Our DSP project for the Raspberry Pi has reached the next milestone: hardware prototyping. The digital part of the circuits is working. There was still a minor bug (wrong pinout of a transistor) that was easy to correct by soldering the transistor on its back. The rest of the circuit worked well. As you can see on the picture, the analog part is not assembled yet. First I want to be able to upload the software to the chip.

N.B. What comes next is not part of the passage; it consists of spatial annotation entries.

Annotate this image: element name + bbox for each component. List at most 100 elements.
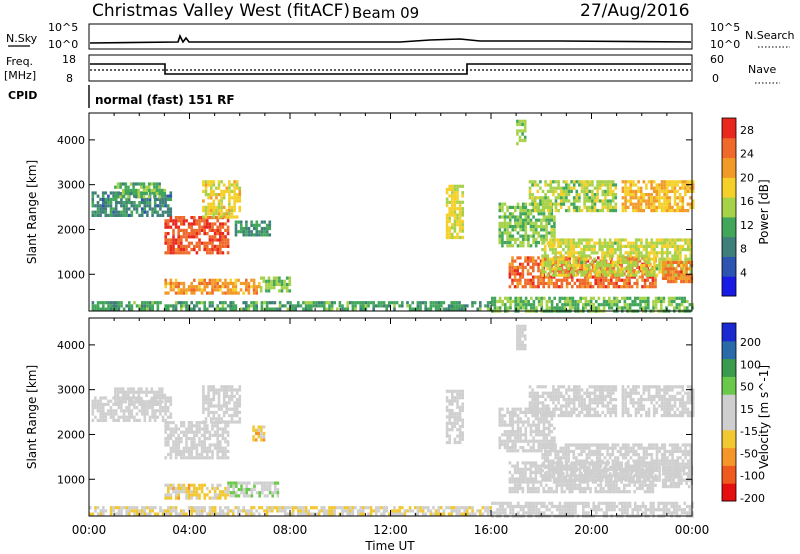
velocity-cell [114, 402, 118, 406]
power-cell [169, 248, 173, 252]
power-cell [588, 264, 591, 268]
velocity-cell [568, 490, 571, 494]
power-cell [627, 251, 630, 255]
power-cell [662, 299, 666, 304]
velocity-cell [558, 483, 561, 487]
power-cell [328, 307, 331, 311]
power-cell [532, 269, 535, 273]
power-cell [169, 194, 173, 198]
power-cell [411, 301, 414, 305]
power-cell [529, 265, 532, 270]
velocity-cell [265, 506, 269, 510]
velocity-cell [461, 408, 464, 413]
power-cell [440, 304, 443, 308]
power-cell [617, 275, 621, 279]
velocity-cell [182, 486, 186, 491]
power-cell [676, 238, 680, 242]
velocity-cell [174, 443, 178, 447]
power-colorbar-segment [722, 157, 736, 178]
power-cell [453, 229, 457, 233]
power-cell [297, 304, 300, 308]
power-cell [652, 209, 656, 213]
power-cell [255, 288, 258, 292]
power-cell [511, 262, 514, 266]
power-cell [574, 306, 577, 310]
power-cell [633, 269, 636, 273]
velocity-cell [215, 388, 218, 392]
power-cell [117, 301, 121, 305]
power-cell [591, 285, 595, 289]
power-cell [187, 251, 191, 255]
velocity-cell [281, 506, 284, 510]
power-cell [451, 232, 454, 236]
power-cell [524, 212, 528, 216]
power-cell [533, 196, 537, 200]
power-cell [461, 219, 464, 224]
power-cell [125, 204, 128, 208]
power-cell [580, 209, 584, 213]
velocity-cell [581, 490, 584, 494]
power-cell [513, 269, 517, 273]
power-cell [115, 307, 118, 311]
power-cell [671, 186, 674, 190]
power-cell [539, 202, 542, 206]
velocity-cell [230, 385, 234, 389]
power-cell [455, 301, 459, 305]
velocity-cell [578, 467, 582, 471]
velocity-cell [169, 399, 173, 403]
power-cell [393, 307, 396, 311]
power-cell [582, 267, 586, 271]
power-cell [528, 209, 532, 213]
velocity-cell [547, 423, 551, 427]
power-cell [291, 304, 295, 308]
velocity-cell [550, 417, 554, 421]
power-cell [302, 301, 305, 305]
velocity-cell [174, 453, 178, 457]
power-cell [346, 301, 349, 305]
power-cell [190, 225, 193, 229]
power-cell [104, 213, 108, 217]
power-cell [611, 189, 615, 193]
power-cell [624, 209, 627, 213]
velocity-cell [448, 437, 451, 441]
power-cell [513, 275, 517, 279]
velocity-cell [172, 509, 175, 513]
velocity-cell [547, 467, 551, 471]
velocity-cell [208, 443, 212, 447]
power-cell [532, 215, 535, 219]
velocity-cell [122, 412, 126, 416]
power-cell [148, 197, 152, 201]
power-cell [202, 199, 205, 203]
velocity-cell [180, 424, 183, 428]
velocity-cell [198, 453, 201, 457]
power-cell [498, 225, 502, 229]
power-cell [225, 215, 229, 219]
velocity-cell [128, 512, 131, 516]
power-cell [416, 301, 420, 305]
power-cell [177, 281, 180, 286]
power-cell [578, 265, 582, 270]
power-cell [671, 180, 674, 184]
velocity-cell [250, 494, 254, 498]
power-cell [283, 279, 286, 283]
velocity-cell [195, 421, 199, 425]
power-cell [570, 180, 573, 184]
velocity-cell [195, 493, 199, 497]
velocity-cell [213, 424, 217, 428]
power-cell [116, 195, 120, 199]
power-cell [569, 270, 573, 274]
velocity-cell [104, 418, 108, 422]
power-cell [522, 303, 525, 307]
power-cell [164, 219, 167, 223]
power-cell [590, 260, 594, 264]
velocity-cell [99, 509, 102, 513]
power-cell [549, 241, 552, 245]
power-cell [140, 213, 144, 217]
power-cell [554, 251, 557, 255]
velocity-cell [253, 481, 256, 485]
power-cell [536, 202, 540, 206]
velocity-cell [542, 439, 546, 443]
velocity-cell [182, 449, 186, 453]
power-cell [606, 209, 610, 213]
velocity-cell [166, 409, 170, 413]
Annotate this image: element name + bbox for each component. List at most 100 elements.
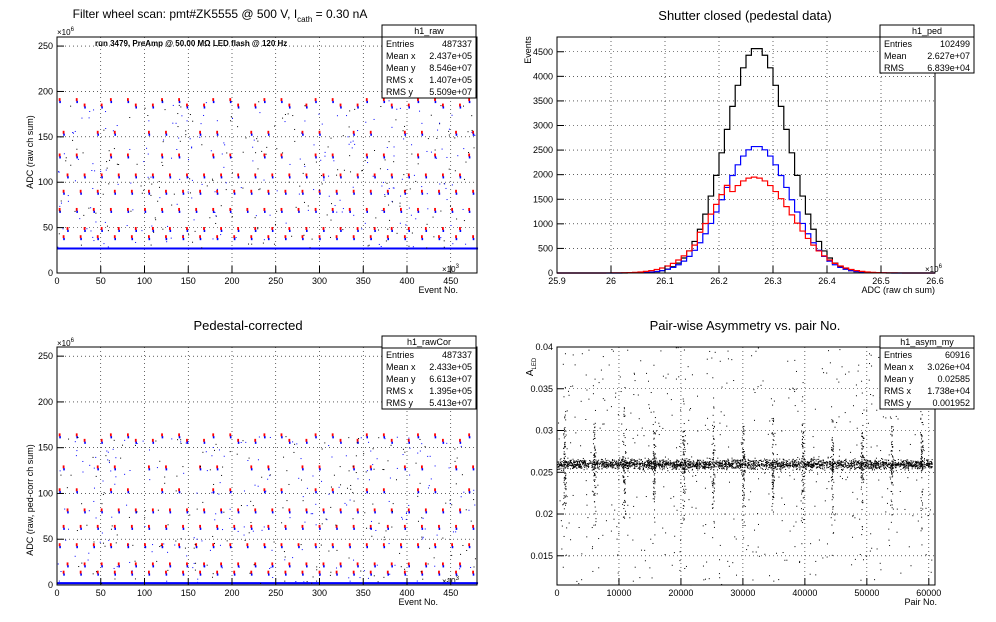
data-point [859,464,861,466]
data-point [161,156,164,159]
data-point [812,459,814,461]
data-point [308,247,310,250]
data-point [445,187,447,189]
data-point [433,236,435,238]
data-point [564,461,566,463]
data-point [781,465,783,467]
data-point [286,470,288,472]
data-point [855,468,857,470]
data-point [118,164,120,166]
data-point [117,227,120,231]
data-point [207,247,209,250]
data-point [169,508,171,512]
data-point [384,438,386,440]
data-point [156,467,158,469]
data-point [118,511,120,514]
data-point [258,582,260,585]
data-point [313,189,315,191]
data-point [65,539,67,541]
data-point [352,186,354,188]
data-point [626,465,628,467]
data-point [269,247,272,250]
data-point [280,543,283,547]
data-point [650,464,652,466]
data-point [132,247,134,250]
data-point [570,462,572,464]
data-point [368,479,370,481]
data-point [424,562,427,566]
data-point [931,466,933,468]
data-point [915,464,917,466]
data-point [343,247,346,250]
data-point [86,247,89,250]
data-point [400,210,403,213]
data-point [907,459,909,461]
data-point [242,440,244,442]
data-point [417,98,419,102]
data-point [199,130,201,134]
data-point [316,566,318,568]
data-point [90,247,93,250]
data-point [880,463,882,465]
data-point [702,462,704,464]
data-point [376,582,378,585]
data-point [893,464,895,466]
data-point [366,100,368,104]
data-point [107,230,109,232]
data-point [441,148,443,150]
data-point [617,464,619,466]
data-point [739,465,741,467]
data-point [753,464,755,466]
data-point [304,165,306,167]
data-point [677,465,679,467]
stats-label: RMS [884,63,904,73]
data-point [323,247,326,250]
data-point [690,465,692,467]
data-point [472,573,475,576]
data-point [300,247,302,250]
data-point [324,151,326,153]
data-point [739,460,741,462]
data-point [735,465,737,467]
data-point [685,461,687,463]
data-point [437,129,439,131]
data-point [347,247,350,250]
data-point [448,168,450,170]
data-point [409,474,411,476]
data-point [342,208,344,210]
data-point [192,241,194,243]
data-point [878,460,880,462]
data-point [871,462,873,464]
data-point [391,106,393,109]
data-point [189,582,192,585]
data-point [353,559,355,561]
data-point [764,464,766,466]
data-point [894,463,896,465]
data-point [101,503,103,505]
data-point [126,225,128,227]
data-point [135,247,138,250]
data-point [689,459,691,461]
data-point [372,503,374,505]
data-point [356,562,359,566]
data-point [361,247,363,250]
data-point [928,466,930,468]
data-point [63,133,65,136]
data-point [733,459,735,461]
data-point [96,189,99,193]
data-point [662,461,664,463]
data-point [566,463,568,465]
data-point [417,495,419,497]
data-point [382,207,385,211]
data-point [280,98,283,102]
data-point [647,458,649,460]
data-point [783,461,785,463]
data-point [843,466,845,468]
data-point [757,464,759,466]
data-point [781,462,783,464]
data-point [123,582,125,585]
data-point [676,464,678,466]
data-point [104,221,106,223]
data-point [261,247,263,250]
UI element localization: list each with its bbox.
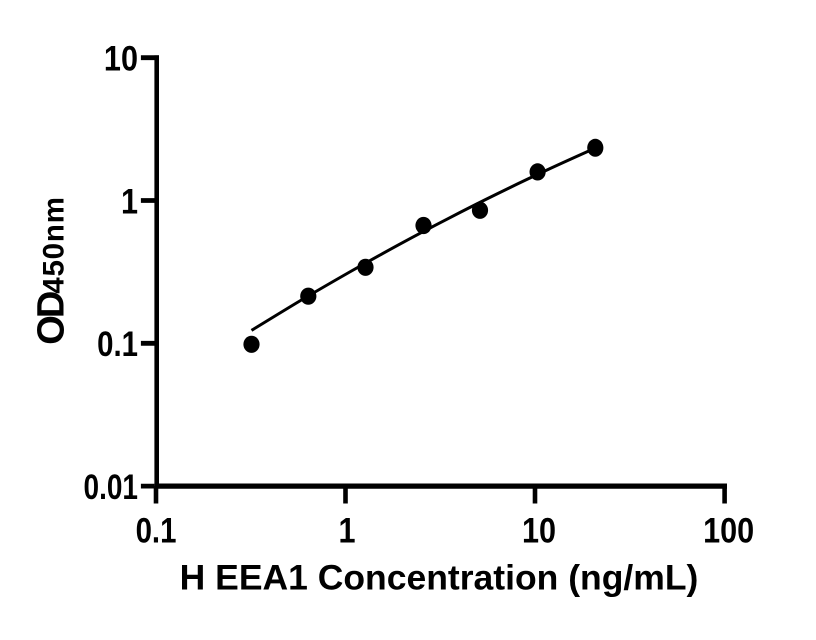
svg-text:0.01: 0.01	[84, 467, 138, 507]
svg-text:OD450nm: OD450nm	[31, 196, 73, 344]
svg-text:H EEA1 Concentration (ng/mL): H EEA1 Concentration (ng/mL)	[180, 558, 699, 598]
svg-text:100: 100	[703, 510, 754, 549]
svg-text:1: 1	[121, 181, 138, 220]
svg-text:10: 10	[104, 39, 138, 78]
svg-text:1: 1	[338, 510, 355, 549]
svg-text:0.1: 0.1	[136, 511, 177, 550]
svg-text:0.1: 0.1	[97, 325, 138, 364]
svg-text:10: 10	[522, 510, 556, 549]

Unfortunately, the simple approach to upload the program did not work. The chip simply did not acknowledge any I2S requests. Soldering some cables and connecting the I2S bus to the logic analyzer showed some unexpected behavior. While I2C read requests did not work, there was no problem with write requests. What happened? I had a look at the datasheet again and I think, I found the problem. Before every read request, the chip expects a write request with the address to read. However, both requests have to be in the same I2C transaction. The chip expects multiple start bits. Unfortunately, the Python I2C library that I wanted to use does not support multiple starts. It seems that I have to use the lower-level device driver of the operating system to upload the software to the chip.
Here are some noise and distortion measurements of the HiFiBerry Mini DAC. Without the ethernet connected, noise is practically non-existing. But also distortions look good. D2 has the highest level and higher-order noise is decreasing with each order. This is really a nice chip.
At 1kHz we see 0.0037% THD+N (distortions alone only 0.003%). However, the measurement equipment itself (an EMU0404) itself has a THD+N level of 0.002% at this frequency (in- and output together). Therefore the real noise and distortion figure might even be a bit smaller.
We also did tests at other frequencies and they look similar:
Note, that these measurements are a bit flawed, because at higher frequencies there are less harmonics within the measurement frequency range than at lower frequencies. Therefore the distortions go down. Unfortunately I was not able the extract the D2 and D3 levels alone.
There are more good news. The voltage regulation on the board works great. Even with the worst power supply I could find (a Nokia charger), the figures did not change much. THD+N went up from 0.0037% to 0.004% at 1kHz. That means there is no urgent need to upgrade the power supply of your Raspberry Pi.
Update 1.12.2013: We did some THD+N measurements of our production version. They were even lover than the values show here.
Just a quick update: I did the first tests with HiFiBerry Mini – our high-resolution DAC for the Raspberry Pi. The card is working, sine waves look great on the oscilloscope. More tests have to be done. I will be interesting to see what will be the highest sample rate that I get running on the Raspberry – the DAC supports up to 384kHz!